L’entreprise digitale utilise des plateformes pour construire un écosystème de
contributeurs externes . Le cœur de la
transformation digitale est la plateforme qui permet de construire les offres
digitales à partir de composants modulaires qui encapsulent les données
métiers, les processus et les capacités propres de l’entreprise. Le « operational
backbone» contribue à la plateforme digitale
en exposant des API : « To quickly enable the development of digital offerings
that needed data and functionality from the operational backbone, PI Chile’s
CIO decided to “wrap” core systems in APIs, that is, to develop APIs to act as
intermediaries between the operational backbone and digital offerings ». Ce qui crée la réussite et la spécificité d’une plateforme
digitale, c’est la modularité de son architecture qui permet à la fois
l’agilité et la réutilisation : « A digital platform is a
repository of business, data, and infrastructure components used to rapidly
configure digital offerings. What’s so special about a digital platform?

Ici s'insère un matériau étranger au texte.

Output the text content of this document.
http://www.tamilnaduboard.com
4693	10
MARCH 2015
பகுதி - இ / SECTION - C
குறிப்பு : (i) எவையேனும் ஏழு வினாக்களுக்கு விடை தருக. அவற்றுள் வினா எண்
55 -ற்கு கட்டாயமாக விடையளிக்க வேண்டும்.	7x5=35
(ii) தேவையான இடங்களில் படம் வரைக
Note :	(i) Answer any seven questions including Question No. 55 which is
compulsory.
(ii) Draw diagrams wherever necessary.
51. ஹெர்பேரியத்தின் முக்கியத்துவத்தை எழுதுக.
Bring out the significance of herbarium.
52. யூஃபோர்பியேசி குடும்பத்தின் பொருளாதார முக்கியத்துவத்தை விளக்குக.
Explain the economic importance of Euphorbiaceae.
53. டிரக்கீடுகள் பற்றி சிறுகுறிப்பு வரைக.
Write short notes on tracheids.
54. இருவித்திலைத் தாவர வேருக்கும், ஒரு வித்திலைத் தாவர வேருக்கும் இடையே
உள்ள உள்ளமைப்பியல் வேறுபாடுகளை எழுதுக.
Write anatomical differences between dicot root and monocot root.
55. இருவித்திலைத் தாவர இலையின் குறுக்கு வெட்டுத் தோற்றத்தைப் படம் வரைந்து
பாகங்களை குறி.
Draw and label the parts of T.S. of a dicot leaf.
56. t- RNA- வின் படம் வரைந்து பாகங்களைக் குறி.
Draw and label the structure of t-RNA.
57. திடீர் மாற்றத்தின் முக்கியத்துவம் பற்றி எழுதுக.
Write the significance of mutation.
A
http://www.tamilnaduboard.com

Reusable digital components. As they build a digital platform, companies
accumulate a portfolio of components that may be useful in future digital
offerings ». On retrouve ici
les fondations d’une architecture bimodale entre le backbone
opérationnel et les plateformes digitales, mais dans une acceptation intelligente qui a compris que tout doit
évoluer, le backbone comme les plateformes : « So, as it builds
its digital platform, it continues to try to modernize its operational backbone.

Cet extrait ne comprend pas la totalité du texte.